Barbara Haber

Schlesinger Library,
Cambridge, Massachusetts

I first met Sid in 1992 at a professional meeting that turned out to be a watershed occasion in my career, enhanced by Sid's words of encouragement. We were participating in a food conference in Spain to celebrate the 500th anniversary of the first of Columbus's voyages, and my assignment was to describe the diet of Jews living in Spain around 1492. I was on a panel with two others who were to describe the Christian and Moslem diets.

As someone steeped in women's history, but also a devoted Foodie, I wanted to use the opportunity to say something important about women as well as food. I based my talk on Inquisition trials against a group of women from Toledo, Spain who were accused of going back on their conversion and reverting to Judaism, proven by the dishes the women cooked that lacked foods forbidden by Jewish dietary laws. This unexpected resource yielded actual recipes, in otherwise scarce supply because no Jewish cookbooks of the period existed. What I made of the material was that at a time when traditional community leaders had fled, women remained behind as carriers of the culture. Whether or not they were sincere in their conversion, they still could not bring themselves to eat pork, eels and shellfish, and they passed along their methods of cooking to younger members of their families.

My experiment was well-received, and I was especially honored and pleased by Sid's positive response. He was clearly the most esteemed presence at that meeting, and has continued in his role as keynote speaker at notable food conferences. (He once confessed to me—in a highly-amused way—that many of the Foodies seemed unaware of his career as an anthropologist.) He would not say "eminent" or "hugely successful career", because that is not Sid's way. He just thought it all was kind of funny, and I suspect still does.

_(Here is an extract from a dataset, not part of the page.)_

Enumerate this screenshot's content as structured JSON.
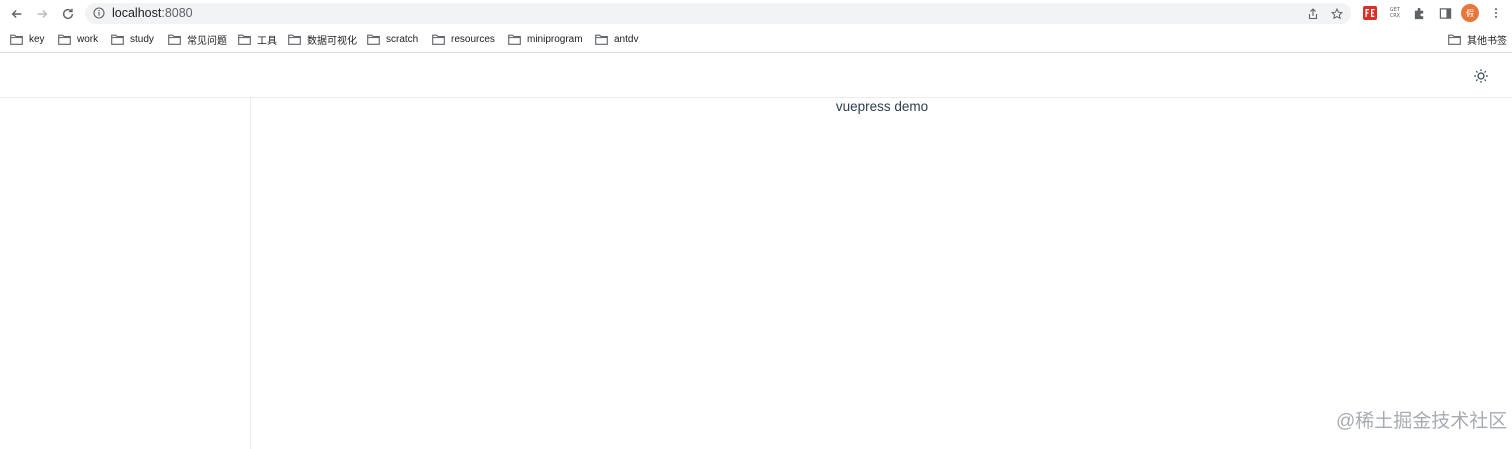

The direction of my career changed because of the encouragement of Sid and others, and I know that he has offered such support to legions of students and friends. That's what this celebration is all about—a collective way for all of us to express our deep appreciation and affection for Sid, who has led the way for so many of us.

Adafina—Sabbath Stew, Toledo Style

(Adapted from A Drizzle of Honey by David Gitlitz)

1/2 cup dry white beans
1/2 cup dry chickpeas
2 medium onions
1/2 pounds beef or lamb in 1-inch cubes 2 cloves garlic
1 teaspoon saffron
1/2 cup water
Spice Mixture:
1/2 teaspoon cumin
1/2 teaspoon pepper
1 tablespoon finely chopped fresh ginger
2-3 tablespoons olive oil
2 teaspoons cinnamon (optional)

  1. Cover beans and chickpeas with cold water and soak 4 hours. Drain.
  2. Quarter one onion. Place meat, garlic, quartered onion and just enough water to cover in a medium to large pot. Simmer covered 1 hour.
  3. Add beans, chickpeas, saffron, and water (just enough to reach top of mixture). Cover and simmer 3 hours in a 300 degree oven..
  4. In small bowl, combine spice mixture.
  5. Slice one onion. Heat oil in fry pan and fry spice mixture for w minutes. Add sliced onion and fry 4 minutes more.
  6. Add fried spices and onion to the meat and beans. Stir to combine. Cook in 300 oven, covered, for from 11/2 to 8 hours more, stirring now and then so that stew does not stick to pan. Meat will shred apart and the stew will be golden brown.
  7. Sprinkle with cinnamon when serving, if desired.